Valerian y la ciudad de los mil planetas

(Valerian and the City of a Thousand Planets)

Francia/China/Bélgica/EE.UU., 2017

Guión y dirección: Luc Besson.

Fotografía: Thierry Arbogast.

Música: Alexandre Desplat.

Montaje: Julien Rey.

Reparto: Dane DeHaan, Cara Delevingne, Clive Owen, Rihanna, Ethan Hawke, Herbie Hancock, Rutger Hauer.

Duración: 137 minutos.

Distribuidora: Diamond Films.

Salas: Hoyts, Monumental, Showcase, Village.

4 (cuatro) puntos.

 

No hay manera posible de que el cine de Luc Besson devuelva interés. Ya está, ya fue. Será por razones diversas, por su megalomanía, por el reconocimiento alguna vez obtenido, por la pérdida de cierta sensibilidad. Tal vez nunca la tuvo, tal vez sí. Lo cierto es que su cine ya no despierta nada.

En este sentido, si Valerian y la ciudad de los mil planetas llama la atención, lo es gracias a su historieta de origen, genial, una de las citas obligadas dentro del esplendor de lo que se entiende como escuela franco‑belga. El guionista Pierre Christin junto al dibujante Jean‑Claude Mézières construyeron una space opera que duró décadas, iniciada en 1967, al compás de los cambios de época pero situada en un espacio sideral fantástico, entre planetas coloridos y razas extravagantes. Una obra maestra.

La "devoción" de Besson por la bande dessinée ya había tenido, al menos, dos capítulos previos. Uno de ellos en El quinto elemento, en donde Mézières trabajó a la par de Moebius en el apartado visual (los extras de este film son absolutamente imperdibles). Otro fue Les aventures extraordinaires d'Adèle Blanc‑Sec, a partir de la obra de Jacques Tardi. En ella sucedía algo que, al fin y al cabo, también pasa con Valerian: el encanto y candor de la obra de origen se pierde, queda entre las páginas alguna vez leídas, relegadas por el afán de retratar lo que el cine antes no podía.

Igualmente, ahí está el ejemplo mismo que es La guerra de las galaxias, nacida de manera inconfesada a la luz de esta historieta francesa, con muñecos todavía verosímiles. El Valerian de Besson, si bien no renuncia a los animatronics, tiene una participación explícita del CGI, lo pone en un primer plano, y hace pasear la (falsa) cámara desde un vértigo que le era ajeno a la historieta. En el camino queda enrevesada y atrapada la historia misma, que es casi anecdótica, políticamente correcta, y alejada del espíritu inconformista de los cuadritos.

 

Besson recurre a golpes de efecto y nada de empatía con los personajes. Crea un espacio sideral hueco, de poca aventura.

 

En este sentido, vale recordar que Laureline -la compañera de aventuras y sentimental de Valerian‑ estaba a la par de otras heroínas de la bande dessinée como Barbarella, Valentina y Paulette: decididas, protagónicas, sexuales. En el caso del film, la tarea de la actriz y modelo Cara Delevingne reúne algunos de estos rasgos, que luego olvida en beneficio de la pareja formal. Es lo mismo que persigue el Valerian de Dane DeHaan: basta de correrías o amoríos dispersos. Desde esta sola premisa, quien queda malherida es la aventura.

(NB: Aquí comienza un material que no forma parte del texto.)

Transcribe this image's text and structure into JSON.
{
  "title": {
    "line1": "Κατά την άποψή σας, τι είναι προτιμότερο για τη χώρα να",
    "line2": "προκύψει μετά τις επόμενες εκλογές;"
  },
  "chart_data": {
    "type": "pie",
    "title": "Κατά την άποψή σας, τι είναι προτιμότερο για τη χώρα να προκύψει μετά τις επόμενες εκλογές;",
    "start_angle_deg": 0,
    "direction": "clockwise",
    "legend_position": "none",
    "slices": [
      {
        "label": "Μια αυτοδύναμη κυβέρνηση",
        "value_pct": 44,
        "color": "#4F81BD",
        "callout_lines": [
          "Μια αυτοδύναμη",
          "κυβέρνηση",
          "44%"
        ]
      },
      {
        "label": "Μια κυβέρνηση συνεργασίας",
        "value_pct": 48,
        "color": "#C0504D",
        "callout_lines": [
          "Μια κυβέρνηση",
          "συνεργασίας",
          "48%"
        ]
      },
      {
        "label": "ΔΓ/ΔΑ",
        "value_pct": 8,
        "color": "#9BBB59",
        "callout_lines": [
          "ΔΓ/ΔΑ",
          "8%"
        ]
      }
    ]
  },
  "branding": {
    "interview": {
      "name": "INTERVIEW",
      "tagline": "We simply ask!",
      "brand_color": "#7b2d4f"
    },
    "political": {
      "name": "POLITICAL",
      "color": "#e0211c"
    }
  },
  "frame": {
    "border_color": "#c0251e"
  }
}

Por eso, la película prefiere el diseño de los planetas y sus habitantes, haciendo gala de la realidad virtual dentro de la misma virtualidad desde la que se conciben hoy las películas: lo logra a través de un mercado al que se accede vía anteojos, con guardianes que vigilan a los consumidores; todos felices, pero todos zombies. Un comentario social que, al menos, le permite al film un poco de altura. Ahora bien, no deja de ser un asunto cínico. Ya que ese megamarket 3D podría significarlo cualquiera de los complejos de cine/shopping actuales. El film en cuestión, de hecho, es parte constitutiva de ellos.

Será por esta conciencia digital, de nuevo siglo y neo‑liberal que la película asume, que el prólogo elegido se dedique a distanciarse de lo que alguna vez fue. En principio, se asemeja mucho al recurso ya empleado por el nefasto Zack Snyder con Watchmen -allí a través de Bob Dylan, acá con David Bowie‑, pero lo que importa es que la escucha de Space Oddity recuerda, indefectiblemente, una época pretérita; de esta manera, el Valerian de origen queda pegado allí, como una pieza de museo que el cine se preocupa por actualizar, a la manera de un héroe siglo XXI, con cara de maniquí y novia modelo -los dos, siempre en pose‑, atentos con las causas ecológicas, los inmigrantes ilegales, y con las miras puestas en un mundo mejor. O lo que eso signifique.